From Iceland — BARCELONA: Great Scenery, Tragic History

BARCELONA: Great Scenery, Tragic History

Published February 11, 2005

A Sophisticated European Metropolis
A part of modern Barcelona’s allure is its multiple identities, the second city of Spain, the capital of Catalonia, the economic powerhouse of the peninsula and a sophisticated multicultural European metropolis. Through the vicissitudes of history and the repeated suppression of Catalan, Barcelona has acquired a random bilingualism that largely remains thirty years after Franco’s death, the undoubted resurgence in Catalan tempered by huge immigration from South America and other parts of Spain.
Home to over seven million people, with a huge industrial base and a massive Barcelona-based tourist trade, Catalonia subsidizes the rest of the country with millions of euro each year. Though Catalonian nationalism has no militant equivalent of the Basque Country’s E.T.A., Catalans are, understandably, pressing for ever more autonomy from Madrid, a demand that has received a generally sympathetic hearing from the current socialist government.

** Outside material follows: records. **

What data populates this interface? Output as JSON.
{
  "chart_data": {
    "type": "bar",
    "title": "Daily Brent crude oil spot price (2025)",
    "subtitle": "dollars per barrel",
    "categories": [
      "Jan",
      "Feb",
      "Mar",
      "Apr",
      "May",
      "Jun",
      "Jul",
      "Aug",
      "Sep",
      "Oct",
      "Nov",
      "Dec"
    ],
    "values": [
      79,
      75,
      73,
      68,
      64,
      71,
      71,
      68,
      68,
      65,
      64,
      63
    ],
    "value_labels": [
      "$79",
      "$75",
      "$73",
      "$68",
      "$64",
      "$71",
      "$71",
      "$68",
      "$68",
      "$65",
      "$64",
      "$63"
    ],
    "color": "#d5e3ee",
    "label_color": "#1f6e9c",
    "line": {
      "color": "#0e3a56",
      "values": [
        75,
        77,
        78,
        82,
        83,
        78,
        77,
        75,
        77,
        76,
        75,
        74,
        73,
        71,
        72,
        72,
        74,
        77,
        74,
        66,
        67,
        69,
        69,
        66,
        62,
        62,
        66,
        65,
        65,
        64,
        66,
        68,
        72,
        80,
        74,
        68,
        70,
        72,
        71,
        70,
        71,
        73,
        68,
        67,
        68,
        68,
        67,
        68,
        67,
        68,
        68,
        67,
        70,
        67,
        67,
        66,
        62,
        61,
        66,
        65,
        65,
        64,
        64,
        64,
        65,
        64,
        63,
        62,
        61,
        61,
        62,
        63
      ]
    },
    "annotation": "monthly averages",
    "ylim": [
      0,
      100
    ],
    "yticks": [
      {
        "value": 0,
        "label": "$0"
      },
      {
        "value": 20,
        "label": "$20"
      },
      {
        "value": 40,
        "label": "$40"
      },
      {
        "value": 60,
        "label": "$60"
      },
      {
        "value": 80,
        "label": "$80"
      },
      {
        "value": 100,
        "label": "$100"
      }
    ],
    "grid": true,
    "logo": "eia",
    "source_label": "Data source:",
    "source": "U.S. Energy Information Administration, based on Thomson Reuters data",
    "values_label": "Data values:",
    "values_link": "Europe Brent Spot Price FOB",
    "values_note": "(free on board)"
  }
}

For the opposition, Aznar’s centralist Partido Popular, this amounts to nothing less than creeping secession and has fuelled their fears that in the fullness of time Barcelona will add yet another personality to it already multiple identity, the capital of an independent European state.
Rambling Raval
If you should go astray one day on la Rambla, Barcelona’s principal tourist thoroughfare, and land at the feet of a midget sitting on a shiny steel bucket who offers you, for a price, naturally, your hallucinogenic heart’s desire, then you have probably wandered into Raval.
Diplomatically described by one guidebook as “a little rough around the edges”, Raval is home to the bohemian set, all manner of victimless crime and is possibly the most police-patrolled part of the city centre.
In times past the Chinatown of Barcelona, Raval is a sprawling working class barrio separated from more famous neighbourhoods, such as Barri
Gothic, by La Rambla.
In recent years the area has become a glorious ethnic hodgepodge with the Arab population increasingly dominant. Wander in on a Sunday afternoon to check out the unlicensed market and the good-natured game of tag between the marketing miscreants and any one of Barcelona’s three different police forces. Or enjoy the bizarre spectacle of 37 traditionally dressed Arabs playing improvised volleyball amid the sirens and the catcalls.
But hurry while it’s still there! A combination of a central location, cheap property prices and abandoned lots have those pesky developers sniffing round and it may not be long before radical chic Raval becomes as overpriced and over-hyped as its more fashionable guide book neighbours.
A Brief History
Tucked between the Spanish central plain and the south of France, with Andorra for a pillow, Catalonia is the wealthiest and most powerful autonomous region in the Iberian Peninsula.
But it wasn’t always thus for the province and it dominant capital, Barcelona. After declaring itself independent of the Frankish empire in the 11th century, Catalonian monarchs arranged a political marriage with the neighbouring kings of Aragón, and Barcelona became the metropolis for an empire that stretched across the Mediterranean, kicking off what became known as the Catalan golden age. And that’s when it all started to go terribly wrong.
War and Black Death
A serious bout of Black Death decimated the city in the 1300s and the region had barely recovered when the Kings of Aragón had the temerity to switch political horses, cozying up to their other regional neighbour Castilla, leaving Catalonia firmly out in the cold.
Colonial cutthroat Christopher Columbus, blundering into the Americas, delivered the next near fatal blow, drawing trade from the Mediterranean to the Pacific, almost bankrupting Barcelona in the process. Just when they thought things couldn’t get any worse, France pilfered another chunk of Catalonia in the continent wide 30 Years War (1618-48, although the war between France and Spain didn’t end until 1657). Barcelona then proceeded to back the wrong nag in the Spanish War of Succession (1700-1714). The eventual victor, the Bourbon king Felipe, duly took his revenge, abolishing regional autonomy and banning the writing and teaching of Catalan.
Anarchist and Fascist
The province and its capital finally caught a break in the 19th century when a ban was lifted on its trade with the Americas and Greater Barcelona launched one of the earliest industrial revolutions in Europe. Barcelona grew rapidly, was forced to demolish its medieval walls in the 1850s and had doubled in size by the1920s.
This decade saw a resurgence of a phenomenon almost unique to Barcelona in the 20th century, anarchism, in the form of the radical trade union the C.N.T. After a wave of successful strikes, employers hired assassins to eliminate hundreds of union leaders.
Civil war and the Franco dictatorship returned Barcelona to smothering isolation, with Catalan and even the notion of Catalonia ruthlessly repressed.
The death of Franco in1975 and the reestablishment of regional government in the seventies finally reintroduced Barcelona to the world and it quickly set about establishing itself as the cultural and tourist capital of Mediterranean Europe.